High Seroprevalence of Autoantibodies Typical of Autoimmune Liver Disease in Eastern Ethiopia: Is Chewing of Khat (Catha edulis) a Triggering Factor?

Background: Recent studies have identified chewing of khat ( Catha edulis ) as an independent risk factor for liver injury; however, the pathogenetic mechanism remains poorly understood. Case series have found markers of autoimmune hepatitis in patients with khat-related liver disease, suggesting that khat chewing might trigger an autoimmune response. The aims of the present study were (i) to assess the prevalence of autoantibodies typical for autoimmune liver diseases in a healthy population in Ethiopia and (ii) to explore the hypothesis that khat usage triggers autoimmunity.

Methods: Consenting adults (≥18 years) without known autoimmune disease or manifest liver disease were included. One-hundred-and-sixty-nine individuals with current khat use were compared to 104 individuals who never used khat. Seroprevalence of antinuclear (ANA), antismooth muscle (SMA), and antimitochondrial antibodies (AMA) were determined and compared between the groups using logistic regression models to adjust for age and sex.
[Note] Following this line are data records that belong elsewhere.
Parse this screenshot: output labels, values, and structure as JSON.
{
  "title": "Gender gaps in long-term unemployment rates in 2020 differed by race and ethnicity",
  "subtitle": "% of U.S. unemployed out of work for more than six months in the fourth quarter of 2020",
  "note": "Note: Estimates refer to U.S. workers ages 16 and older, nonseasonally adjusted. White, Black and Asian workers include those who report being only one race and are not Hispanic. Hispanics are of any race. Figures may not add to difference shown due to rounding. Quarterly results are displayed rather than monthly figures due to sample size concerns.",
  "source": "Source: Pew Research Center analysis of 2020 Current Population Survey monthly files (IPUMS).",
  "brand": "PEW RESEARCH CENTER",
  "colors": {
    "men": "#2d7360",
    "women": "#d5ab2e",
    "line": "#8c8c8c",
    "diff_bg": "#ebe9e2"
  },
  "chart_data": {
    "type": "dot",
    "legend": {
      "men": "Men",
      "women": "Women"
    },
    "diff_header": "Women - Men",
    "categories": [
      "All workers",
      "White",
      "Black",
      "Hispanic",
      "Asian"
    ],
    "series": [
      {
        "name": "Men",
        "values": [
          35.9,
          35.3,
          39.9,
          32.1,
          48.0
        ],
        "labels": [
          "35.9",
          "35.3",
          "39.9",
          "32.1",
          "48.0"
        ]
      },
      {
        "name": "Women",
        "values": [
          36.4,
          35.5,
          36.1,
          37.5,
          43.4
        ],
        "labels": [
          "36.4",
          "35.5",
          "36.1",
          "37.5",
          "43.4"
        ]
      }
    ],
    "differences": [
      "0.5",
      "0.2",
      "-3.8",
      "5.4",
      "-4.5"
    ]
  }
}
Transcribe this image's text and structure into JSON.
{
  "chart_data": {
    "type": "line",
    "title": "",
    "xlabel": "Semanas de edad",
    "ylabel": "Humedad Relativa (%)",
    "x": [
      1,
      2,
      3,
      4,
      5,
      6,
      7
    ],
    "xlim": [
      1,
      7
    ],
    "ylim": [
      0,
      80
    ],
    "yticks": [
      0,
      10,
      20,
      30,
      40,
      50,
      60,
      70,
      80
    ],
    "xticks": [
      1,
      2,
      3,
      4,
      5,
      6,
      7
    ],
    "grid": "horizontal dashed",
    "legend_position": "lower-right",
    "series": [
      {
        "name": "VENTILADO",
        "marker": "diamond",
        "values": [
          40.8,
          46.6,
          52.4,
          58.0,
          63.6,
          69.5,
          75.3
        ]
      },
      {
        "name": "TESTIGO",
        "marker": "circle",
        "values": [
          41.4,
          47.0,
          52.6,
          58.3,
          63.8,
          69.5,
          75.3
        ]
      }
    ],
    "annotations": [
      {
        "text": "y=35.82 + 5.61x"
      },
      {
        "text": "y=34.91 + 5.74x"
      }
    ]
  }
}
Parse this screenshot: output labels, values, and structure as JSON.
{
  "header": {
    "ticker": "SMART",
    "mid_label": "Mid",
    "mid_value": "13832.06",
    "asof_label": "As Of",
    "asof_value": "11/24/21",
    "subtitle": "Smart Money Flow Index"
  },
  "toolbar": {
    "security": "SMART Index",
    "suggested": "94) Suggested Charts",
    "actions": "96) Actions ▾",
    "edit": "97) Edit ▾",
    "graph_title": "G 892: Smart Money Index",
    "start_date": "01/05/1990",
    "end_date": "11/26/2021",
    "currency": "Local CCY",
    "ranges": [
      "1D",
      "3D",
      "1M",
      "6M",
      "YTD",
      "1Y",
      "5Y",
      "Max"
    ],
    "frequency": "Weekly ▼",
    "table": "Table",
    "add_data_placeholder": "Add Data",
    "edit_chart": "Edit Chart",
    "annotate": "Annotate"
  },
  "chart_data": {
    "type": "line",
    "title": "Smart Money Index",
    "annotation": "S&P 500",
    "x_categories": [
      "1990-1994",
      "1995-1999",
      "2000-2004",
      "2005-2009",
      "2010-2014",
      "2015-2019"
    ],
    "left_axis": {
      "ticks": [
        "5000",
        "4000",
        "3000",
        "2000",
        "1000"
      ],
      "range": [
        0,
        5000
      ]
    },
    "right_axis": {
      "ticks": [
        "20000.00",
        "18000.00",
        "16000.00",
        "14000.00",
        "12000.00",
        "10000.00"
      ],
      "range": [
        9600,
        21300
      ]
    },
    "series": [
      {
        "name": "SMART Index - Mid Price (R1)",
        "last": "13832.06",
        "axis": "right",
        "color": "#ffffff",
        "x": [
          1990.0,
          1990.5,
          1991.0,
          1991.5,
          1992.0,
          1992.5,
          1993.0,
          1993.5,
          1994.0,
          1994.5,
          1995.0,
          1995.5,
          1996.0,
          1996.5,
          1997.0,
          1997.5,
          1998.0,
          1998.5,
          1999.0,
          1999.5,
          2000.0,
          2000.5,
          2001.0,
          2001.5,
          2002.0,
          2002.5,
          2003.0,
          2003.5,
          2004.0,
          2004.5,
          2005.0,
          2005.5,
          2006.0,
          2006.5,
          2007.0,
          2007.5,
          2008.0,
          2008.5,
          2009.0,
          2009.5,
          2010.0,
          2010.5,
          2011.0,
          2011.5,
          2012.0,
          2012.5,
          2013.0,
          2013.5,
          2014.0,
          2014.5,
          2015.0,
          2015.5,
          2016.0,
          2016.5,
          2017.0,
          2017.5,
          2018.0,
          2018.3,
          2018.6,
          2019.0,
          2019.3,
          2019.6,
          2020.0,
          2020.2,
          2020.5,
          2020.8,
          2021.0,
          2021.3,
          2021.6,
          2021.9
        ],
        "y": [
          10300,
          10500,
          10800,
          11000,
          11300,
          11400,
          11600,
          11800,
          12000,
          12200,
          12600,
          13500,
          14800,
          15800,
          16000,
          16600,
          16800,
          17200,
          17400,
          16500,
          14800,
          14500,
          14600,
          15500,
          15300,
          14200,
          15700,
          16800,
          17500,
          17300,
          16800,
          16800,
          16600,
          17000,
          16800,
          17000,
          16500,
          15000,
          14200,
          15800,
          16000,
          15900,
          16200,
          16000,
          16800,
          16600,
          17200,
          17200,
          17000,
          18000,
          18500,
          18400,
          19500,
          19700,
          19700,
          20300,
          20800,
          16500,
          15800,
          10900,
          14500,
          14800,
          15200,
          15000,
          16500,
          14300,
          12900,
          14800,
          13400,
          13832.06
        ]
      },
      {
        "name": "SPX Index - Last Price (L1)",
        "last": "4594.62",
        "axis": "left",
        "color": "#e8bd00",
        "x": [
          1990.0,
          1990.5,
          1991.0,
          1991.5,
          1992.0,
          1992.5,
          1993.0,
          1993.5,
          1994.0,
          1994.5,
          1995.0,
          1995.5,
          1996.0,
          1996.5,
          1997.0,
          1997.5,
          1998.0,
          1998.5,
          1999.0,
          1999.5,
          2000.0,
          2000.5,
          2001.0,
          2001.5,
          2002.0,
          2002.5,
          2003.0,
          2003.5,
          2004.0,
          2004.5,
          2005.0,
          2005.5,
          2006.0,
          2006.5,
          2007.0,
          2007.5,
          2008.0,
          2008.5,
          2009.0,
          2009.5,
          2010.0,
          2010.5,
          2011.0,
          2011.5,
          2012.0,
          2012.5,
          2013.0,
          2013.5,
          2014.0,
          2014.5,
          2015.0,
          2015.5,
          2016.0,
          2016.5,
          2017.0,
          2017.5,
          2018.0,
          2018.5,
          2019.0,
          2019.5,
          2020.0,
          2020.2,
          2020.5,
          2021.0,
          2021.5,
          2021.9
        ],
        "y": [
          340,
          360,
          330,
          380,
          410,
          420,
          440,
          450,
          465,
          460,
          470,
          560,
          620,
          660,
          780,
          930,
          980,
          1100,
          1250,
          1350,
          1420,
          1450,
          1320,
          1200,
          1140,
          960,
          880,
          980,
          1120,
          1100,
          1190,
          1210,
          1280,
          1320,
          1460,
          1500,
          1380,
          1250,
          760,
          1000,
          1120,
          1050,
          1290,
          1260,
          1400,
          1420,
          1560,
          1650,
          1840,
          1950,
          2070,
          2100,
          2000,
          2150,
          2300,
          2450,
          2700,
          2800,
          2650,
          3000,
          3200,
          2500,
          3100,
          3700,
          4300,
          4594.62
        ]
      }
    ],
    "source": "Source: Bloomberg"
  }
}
Results: Overall, 2.6% of the study subjects were positive for ANA, 15.4% for SMA, and 25.6% for AMA. When comparing khat users to nonusers, ANA was detected in 4.1% vs. 0% (p=0.047), SMA in 16.0% vs. 14.4% (p=0.730), and AMA in 24.9% vs. 26.9% (p=0.704). ANA was excluded from multivariable analysis since there was no seropositive in the reference group. After adjusting for sex and age, no significant association between khat use and SMA or AMA was found.

Conclusions: No association between khat usage and the seropresence of SMA or AMA was found, weakening the hypothesis that khat-related liver injury is mediated through autoimmune mechanisms. However, the seroprevalences of AMA and SMA were strikingly high in this Ethiopian population compared to global estimates, suggesting that diagnostic algorithms for autoimmune liver diseases developed in Europe and North America might lead to misdiagnosis of patients on the African continent.